Шрифт:
Интервал:
Закладка:
Мы крались и шептались. Ни о чем существенном. Тсс! Тише! Тише! Осторожно, ступенька! Хи-хи-хи! Друг за дружкой, это было прекрасно. Редкий момент безоблачного счастья, вообще выпадающий человеку. Само собой, надежда и ее осуществление, внезапная удача и улыбка судьбы, победа и заслуженная награда, все это тоже счастье. Но не такое чистое, ибо в какой-то своей доле всегда корыстное, оттого не безусловное. Новый автомобиль, на который копил, и вот стоит у подъезда, взамен дневные страхи и ночные кошмары – авария и угон, – и, как следствие, дыра в бюджете, а у Витальки еще лучше, стервец и поганец, зависть, зависть. Завоевал девушку своей мечты, твоя навек, но завтра – вдруг и жениться, а там дети, бесконечные хлопоты, и мысли, мысли, уже не о ней, но ведь теперь кормить семью. Добежал, выиграл, молодец, чемпион, а сколько пахал?
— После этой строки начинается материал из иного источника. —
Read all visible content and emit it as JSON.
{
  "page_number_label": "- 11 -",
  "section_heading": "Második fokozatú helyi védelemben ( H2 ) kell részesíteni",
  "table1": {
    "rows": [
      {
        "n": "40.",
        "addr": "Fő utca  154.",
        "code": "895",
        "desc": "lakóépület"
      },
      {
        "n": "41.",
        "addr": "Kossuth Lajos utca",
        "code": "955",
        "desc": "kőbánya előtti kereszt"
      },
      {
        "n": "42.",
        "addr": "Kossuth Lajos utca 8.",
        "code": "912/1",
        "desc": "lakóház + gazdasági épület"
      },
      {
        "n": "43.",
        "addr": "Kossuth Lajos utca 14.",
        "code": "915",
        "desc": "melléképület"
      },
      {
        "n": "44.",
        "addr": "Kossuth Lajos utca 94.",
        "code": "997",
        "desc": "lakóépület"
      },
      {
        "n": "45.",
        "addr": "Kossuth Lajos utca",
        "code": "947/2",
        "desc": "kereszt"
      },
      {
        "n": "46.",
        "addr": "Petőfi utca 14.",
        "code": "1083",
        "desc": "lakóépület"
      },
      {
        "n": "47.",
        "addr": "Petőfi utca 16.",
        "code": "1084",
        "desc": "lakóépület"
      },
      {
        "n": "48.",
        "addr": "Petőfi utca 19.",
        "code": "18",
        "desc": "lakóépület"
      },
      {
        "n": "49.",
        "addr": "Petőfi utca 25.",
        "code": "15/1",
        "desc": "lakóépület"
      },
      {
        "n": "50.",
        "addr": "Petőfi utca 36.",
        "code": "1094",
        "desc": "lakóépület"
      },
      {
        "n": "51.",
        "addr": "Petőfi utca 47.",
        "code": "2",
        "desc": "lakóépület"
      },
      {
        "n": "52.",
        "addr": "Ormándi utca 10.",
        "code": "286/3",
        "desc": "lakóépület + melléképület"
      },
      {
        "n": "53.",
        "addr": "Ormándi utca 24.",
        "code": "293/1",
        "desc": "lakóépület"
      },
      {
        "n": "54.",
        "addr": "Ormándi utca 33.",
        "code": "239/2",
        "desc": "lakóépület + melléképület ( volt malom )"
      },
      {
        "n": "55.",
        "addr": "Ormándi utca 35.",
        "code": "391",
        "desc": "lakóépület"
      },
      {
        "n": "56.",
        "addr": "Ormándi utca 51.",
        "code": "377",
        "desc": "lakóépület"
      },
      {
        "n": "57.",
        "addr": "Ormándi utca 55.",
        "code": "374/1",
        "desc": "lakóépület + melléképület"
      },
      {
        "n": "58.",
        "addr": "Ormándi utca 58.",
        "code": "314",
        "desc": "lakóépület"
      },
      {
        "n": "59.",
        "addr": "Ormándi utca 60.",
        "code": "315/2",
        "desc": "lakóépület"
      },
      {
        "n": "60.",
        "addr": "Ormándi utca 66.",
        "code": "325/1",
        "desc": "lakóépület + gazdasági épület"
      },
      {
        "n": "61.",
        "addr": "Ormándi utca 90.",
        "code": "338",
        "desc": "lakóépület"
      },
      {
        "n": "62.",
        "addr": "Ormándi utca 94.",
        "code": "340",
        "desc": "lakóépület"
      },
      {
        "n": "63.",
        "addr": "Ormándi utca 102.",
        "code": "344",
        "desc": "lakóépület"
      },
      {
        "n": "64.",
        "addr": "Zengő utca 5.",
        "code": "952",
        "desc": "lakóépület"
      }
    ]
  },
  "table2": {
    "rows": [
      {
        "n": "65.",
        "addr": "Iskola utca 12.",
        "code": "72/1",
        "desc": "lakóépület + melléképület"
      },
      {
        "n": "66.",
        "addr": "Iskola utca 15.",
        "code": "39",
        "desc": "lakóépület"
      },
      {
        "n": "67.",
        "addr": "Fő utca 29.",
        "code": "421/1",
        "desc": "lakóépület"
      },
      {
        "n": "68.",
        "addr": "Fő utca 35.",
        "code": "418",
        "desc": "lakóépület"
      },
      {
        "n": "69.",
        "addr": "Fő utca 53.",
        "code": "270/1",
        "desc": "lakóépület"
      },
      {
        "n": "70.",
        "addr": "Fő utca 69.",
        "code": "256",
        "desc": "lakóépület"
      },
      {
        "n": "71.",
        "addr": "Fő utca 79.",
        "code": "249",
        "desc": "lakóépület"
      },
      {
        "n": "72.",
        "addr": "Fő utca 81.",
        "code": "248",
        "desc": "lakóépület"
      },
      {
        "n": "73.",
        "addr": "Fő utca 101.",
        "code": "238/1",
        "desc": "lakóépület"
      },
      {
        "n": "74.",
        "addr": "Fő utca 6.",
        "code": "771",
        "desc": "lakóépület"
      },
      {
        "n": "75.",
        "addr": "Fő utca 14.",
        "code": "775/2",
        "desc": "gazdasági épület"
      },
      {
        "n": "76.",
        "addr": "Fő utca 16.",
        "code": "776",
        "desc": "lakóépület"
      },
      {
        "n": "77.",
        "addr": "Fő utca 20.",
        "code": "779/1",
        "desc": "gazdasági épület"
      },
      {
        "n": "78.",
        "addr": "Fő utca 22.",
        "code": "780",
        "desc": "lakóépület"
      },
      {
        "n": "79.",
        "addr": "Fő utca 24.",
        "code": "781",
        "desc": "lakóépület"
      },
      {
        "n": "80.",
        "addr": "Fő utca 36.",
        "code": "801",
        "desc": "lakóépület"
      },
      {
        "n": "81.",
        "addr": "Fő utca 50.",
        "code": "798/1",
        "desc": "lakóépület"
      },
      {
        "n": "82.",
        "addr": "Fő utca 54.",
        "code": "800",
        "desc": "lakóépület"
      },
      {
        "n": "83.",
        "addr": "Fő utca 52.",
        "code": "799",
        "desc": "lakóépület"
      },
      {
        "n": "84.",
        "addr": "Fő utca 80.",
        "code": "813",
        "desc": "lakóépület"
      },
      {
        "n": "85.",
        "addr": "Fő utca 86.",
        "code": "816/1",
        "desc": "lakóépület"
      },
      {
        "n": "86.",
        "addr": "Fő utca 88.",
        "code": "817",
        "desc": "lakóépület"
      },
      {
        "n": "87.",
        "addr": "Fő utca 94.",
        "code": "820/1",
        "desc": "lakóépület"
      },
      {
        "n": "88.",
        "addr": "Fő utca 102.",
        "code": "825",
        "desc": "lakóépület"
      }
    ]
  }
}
И завтра опять пахать, на следующую медальку. А послезавтра придет другой, молодой и ранний, ты уже старый хрен, пора уходить, и все твои медальки не стоят того металла под золото, на который только и не поскупился оргкомитет, гложет, гложет, не тоска, но сердечная безнадежность. Но безоблачное счастье совсем другое. Его не описать словесно, потому что это даже не чувство, а первозданное состояние бытия, вот оно есть, вот его нет, пришло задаром в начале творения, и скоро ушло не попрощавшись. И оттого самое ценное, и это здорово! И гении природы смеются вместе с тобой. Потому что подлинное счастье всегда безудержно весело. Хмель жизни, после которого не бывает похмелья. Просто бывает жизнь. Катарсис, делающий самого пропащего негодяя на земле на краткое время святым.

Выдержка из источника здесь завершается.